Giorni fa, era ancora l’anno scorso (eh, eh), una fotonotizia comparsa sui quotidiani on-line ritraeva una decina di giovanottoni e giovanottone affacciati ad un balcone di tufo. Sotto di loro lo stendardo del più violento e pericoloso partito politico italiano, sopra s’agita la bandiera italiana.
Si vantano, “i militanti”, “di aver issato il tricolore nel complesso abitativo il Borgo in segno di Vittoria” (tra virgolette ci sono le loro parole, vittoria è con la maiuscola). Che hanno fatto? Hanno soccorso una “famiglia orvietana con tre figli a carico” in una situazione “che li affliggeva”. L’ATER (cioè l’Agenzia Territoriale per l’Edilizia Residenziale), aveva minacciato lo sfratto per il mancato pagamento delle rate condominiali. Una battuta viene spontanea: certo che sono intervenuti, i loro camerati romani sono i più osceni e impenitenti occupatori abusivi di alloggi pubblici.

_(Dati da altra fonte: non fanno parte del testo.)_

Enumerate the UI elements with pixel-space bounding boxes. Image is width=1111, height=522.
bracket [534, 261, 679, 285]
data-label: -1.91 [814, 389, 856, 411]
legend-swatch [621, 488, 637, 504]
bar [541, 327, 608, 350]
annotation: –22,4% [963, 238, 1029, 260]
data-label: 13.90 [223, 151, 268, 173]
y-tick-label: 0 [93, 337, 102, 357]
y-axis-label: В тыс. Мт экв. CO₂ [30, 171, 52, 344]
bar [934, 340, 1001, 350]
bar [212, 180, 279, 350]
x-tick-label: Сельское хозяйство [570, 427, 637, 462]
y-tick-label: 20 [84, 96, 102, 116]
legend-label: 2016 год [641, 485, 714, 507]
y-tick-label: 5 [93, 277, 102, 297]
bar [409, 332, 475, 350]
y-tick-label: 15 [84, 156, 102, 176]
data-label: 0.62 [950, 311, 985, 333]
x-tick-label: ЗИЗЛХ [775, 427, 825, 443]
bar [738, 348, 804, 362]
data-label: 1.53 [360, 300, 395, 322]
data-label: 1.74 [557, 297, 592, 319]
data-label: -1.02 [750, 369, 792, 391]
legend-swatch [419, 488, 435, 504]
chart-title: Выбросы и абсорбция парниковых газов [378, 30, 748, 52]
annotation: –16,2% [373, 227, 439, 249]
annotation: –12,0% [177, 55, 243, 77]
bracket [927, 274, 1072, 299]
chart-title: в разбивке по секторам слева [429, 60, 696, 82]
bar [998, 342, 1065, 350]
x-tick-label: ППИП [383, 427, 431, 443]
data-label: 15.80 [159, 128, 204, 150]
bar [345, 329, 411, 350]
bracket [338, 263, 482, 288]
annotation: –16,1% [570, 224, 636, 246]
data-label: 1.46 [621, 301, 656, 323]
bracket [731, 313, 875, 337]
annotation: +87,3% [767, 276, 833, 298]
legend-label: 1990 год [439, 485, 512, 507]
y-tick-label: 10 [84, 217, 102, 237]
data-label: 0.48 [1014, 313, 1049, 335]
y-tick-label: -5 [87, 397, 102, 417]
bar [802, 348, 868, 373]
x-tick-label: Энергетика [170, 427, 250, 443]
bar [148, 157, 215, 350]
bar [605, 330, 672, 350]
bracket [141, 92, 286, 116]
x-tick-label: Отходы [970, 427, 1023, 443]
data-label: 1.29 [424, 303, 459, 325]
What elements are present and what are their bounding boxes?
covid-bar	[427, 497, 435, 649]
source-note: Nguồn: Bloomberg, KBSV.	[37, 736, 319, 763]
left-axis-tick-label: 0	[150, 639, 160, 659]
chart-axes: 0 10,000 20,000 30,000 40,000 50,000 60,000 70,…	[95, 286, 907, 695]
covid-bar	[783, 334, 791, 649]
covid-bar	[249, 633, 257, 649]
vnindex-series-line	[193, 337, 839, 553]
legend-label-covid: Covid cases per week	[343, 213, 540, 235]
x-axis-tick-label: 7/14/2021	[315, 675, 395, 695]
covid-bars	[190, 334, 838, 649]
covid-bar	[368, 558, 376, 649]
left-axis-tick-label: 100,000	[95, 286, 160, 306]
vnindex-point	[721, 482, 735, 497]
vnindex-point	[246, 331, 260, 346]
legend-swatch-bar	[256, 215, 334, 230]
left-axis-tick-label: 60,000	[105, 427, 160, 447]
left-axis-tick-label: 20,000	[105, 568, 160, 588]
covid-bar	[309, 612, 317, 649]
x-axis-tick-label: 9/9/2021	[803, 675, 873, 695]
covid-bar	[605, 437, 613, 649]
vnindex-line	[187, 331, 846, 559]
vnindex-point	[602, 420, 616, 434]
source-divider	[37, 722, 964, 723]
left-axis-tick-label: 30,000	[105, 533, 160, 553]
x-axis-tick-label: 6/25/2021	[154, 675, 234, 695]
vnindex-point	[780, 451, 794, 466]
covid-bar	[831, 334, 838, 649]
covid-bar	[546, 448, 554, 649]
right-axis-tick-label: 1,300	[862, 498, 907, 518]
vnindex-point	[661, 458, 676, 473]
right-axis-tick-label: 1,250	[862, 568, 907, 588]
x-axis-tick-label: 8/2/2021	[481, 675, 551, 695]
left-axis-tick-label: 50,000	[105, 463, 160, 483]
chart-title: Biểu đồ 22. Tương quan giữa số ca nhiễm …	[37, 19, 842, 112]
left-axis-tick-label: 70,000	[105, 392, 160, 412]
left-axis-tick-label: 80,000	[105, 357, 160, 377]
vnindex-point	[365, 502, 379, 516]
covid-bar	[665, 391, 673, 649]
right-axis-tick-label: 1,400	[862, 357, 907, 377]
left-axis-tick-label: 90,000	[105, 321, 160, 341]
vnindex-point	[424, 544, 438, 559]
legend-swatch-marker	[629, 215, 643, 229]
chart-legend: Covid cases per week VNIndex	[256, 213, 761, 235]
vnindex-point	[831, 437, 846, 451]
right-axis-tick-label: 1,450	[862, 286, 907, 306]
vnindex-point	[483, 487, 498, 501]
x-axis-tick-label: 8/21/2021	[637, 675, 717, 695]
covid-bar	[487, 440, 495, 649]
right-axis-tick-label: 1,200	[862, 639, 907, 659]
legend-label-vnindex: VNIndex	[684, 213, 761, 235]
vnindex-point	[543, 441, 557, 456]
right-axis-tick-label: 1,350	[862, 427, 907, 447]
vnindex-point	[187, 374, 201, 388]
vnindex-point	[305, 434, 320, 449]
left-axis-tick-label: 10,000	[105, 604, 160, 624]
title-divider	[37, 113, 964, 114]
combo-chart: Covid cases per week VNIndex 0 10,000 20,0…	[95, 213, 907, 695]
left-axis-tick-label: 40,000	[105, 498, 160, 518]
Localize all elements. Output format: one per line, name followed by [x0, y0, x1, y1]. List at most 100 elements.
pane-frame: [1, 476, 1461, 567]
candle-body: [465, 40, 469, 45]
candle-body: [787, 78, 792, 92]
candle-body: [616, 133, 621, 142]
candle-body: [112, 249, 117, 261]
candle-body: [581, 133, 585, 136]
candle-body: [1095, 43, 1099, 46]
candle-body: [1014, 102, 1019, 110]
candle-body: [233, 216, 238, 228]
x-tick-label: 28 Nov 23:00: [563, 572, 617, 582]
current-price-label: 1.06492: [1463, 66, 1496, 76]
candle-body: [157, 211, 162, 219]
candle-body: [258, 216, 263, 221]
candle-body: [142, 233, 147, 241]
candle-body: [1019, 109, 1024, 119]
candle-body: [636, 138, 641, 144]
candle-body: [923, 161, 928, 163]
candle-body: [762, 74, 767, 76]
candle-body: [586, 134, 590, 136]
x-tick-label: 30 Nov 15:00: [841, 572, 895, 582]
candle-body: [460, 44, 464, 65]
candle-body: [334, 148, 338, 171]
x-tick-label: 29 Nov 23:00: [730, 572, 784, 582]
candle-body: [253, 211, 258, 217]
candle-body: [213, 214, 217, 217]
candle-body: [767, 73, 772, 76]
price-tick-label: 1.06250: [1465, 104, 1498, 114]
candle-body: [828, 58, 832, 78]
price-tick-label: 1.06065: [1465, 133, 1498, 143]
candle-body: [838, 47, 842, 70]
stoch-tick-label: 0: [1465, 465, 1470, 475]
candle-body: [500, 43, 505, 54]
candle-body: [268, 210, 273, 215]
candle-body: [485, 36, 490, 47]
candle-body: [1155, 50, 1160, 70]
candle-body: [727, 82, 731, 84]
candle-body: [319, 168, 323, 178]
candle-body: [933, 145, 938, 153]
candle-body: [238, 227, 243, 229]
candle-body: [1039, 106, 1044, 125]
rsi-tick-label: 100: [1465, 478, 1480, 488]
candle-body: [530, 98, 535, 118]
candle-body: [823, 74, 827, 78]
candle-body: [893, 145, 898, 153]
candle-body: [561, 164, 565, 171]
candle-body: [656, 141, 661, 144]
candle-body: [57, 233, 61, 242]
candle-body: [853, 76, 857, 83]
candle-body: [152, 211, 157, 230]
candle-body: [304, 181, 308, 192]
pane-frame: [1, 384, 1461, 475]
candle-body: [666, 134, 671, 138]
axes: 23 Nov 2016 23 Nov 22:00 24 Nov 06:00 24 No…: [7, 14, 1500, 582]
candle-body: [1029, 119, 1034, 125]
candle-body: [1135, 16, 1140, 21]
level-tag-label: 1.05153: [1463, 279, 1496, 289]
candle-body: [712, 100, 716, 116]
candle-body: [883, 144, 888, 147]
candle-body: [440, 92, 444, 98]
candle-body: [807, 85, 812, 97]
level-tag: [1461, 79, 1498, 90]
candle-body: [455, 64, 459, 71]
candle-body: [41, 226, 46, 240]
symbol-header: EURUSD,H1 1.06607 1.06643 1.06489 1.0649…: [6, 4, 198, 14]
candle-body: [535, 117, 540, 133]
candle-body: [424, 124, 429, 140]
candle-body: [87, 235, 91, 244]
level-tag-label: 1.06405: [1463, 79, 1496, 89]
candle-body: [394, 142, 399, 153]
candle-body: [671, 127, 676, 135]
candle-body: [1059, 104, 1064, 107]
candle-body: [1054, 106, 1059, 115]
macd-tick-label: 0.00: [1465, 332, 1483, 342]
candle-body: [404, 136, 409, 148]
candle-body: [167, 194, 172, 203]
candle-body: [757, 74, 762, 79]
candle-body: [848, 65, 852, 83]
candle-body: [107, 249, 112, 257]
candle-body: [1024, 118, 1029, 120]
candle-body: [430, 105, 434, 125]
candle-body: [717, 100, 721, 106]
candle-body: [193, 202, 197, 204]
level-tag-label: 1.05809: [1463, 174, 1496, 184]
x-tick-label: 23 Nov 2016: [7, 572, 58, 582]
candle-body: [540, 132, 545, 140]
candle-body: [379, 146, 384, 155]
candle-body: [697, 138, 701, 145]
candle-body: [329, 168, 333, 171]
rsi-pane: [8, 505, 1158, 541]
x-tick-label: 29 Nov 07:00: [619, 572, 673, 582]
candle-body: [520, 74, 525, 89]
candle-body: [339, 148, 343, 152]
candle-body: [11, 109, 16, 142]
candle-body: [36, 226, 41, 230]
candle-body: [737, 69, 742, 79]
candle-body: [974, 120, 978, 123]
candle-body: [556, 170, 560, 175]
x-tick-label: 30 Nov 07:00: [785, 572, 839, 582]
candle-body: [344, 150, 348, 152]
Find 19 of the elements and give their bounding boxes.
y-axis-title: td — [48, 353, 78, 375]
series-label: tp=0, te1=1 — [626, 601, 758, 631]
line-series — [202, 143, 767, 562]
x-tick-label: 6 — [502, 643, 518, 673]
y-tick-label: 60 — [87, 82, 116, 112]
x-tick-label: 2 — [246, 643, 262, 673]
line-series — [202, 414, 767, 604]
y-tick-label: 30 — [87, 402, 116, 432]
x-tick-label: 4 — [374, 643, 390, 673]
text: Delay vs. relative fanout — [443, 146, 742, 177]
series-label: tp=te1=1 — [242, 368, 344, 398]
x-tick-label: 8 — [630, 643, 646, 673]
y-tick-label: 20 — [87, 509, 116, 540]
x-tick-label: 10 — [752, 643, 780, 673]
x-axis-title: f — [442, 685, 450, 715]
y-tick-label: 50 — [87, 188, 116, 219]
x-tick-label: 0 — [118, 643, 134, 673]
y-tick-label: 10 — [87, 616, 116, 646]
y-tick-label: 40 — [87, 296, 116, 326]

Ma loro hanno scelto le vie legali stavolta (chissà se dovranno giustificarsi), addirittura in collaborazione con il Comune “hanno subito attivato una raccolta fondi” che “gli ha permesso di raccogliere la cifra in quattro settimane” e così hanno “garantito a questa famiglia di trascorrere le festività in maniera spensierata nella loro abitazione, come giusto che sia”. Ora, avranno pure reso “spensierate”, non trovate impropria questa definizione?, le festività di quella famiglia, chissà che succede dopo l’Epifania che tutte le feste porta via…
Ma le modalità retoriche usate, l’ostentazione di simboli, la scelta dei luoghi di simili messe in scena, la costruzione dei beneficiari, l’occultamento delle proprie origini squadristiche e fascistiche da parte di questo partito dovrebbero, invece, far riflettere tutti approfonditamente sulle forme che anche qui ad Orvieto assume la crisi politica. E sull’atteggiamento della nostra comunità, che forse avrebbe reagito se un qualsiasi altro partito avesse sfoggiato un simile armamentario, ma che sembra invece liquidare con sufficienza il fatto ricostruito e i fatti ad esso riconducibili.
Anche qui da noi, mi sembra domini la distratta accettazione dello scivolamento di significati: le politiche sociali non sono beneficienza, il popolare non è populismo, la trasparenza non è volgarità, il coinvolgimento non è l’insistita eccitazione degli istinti. Quella è pornografia.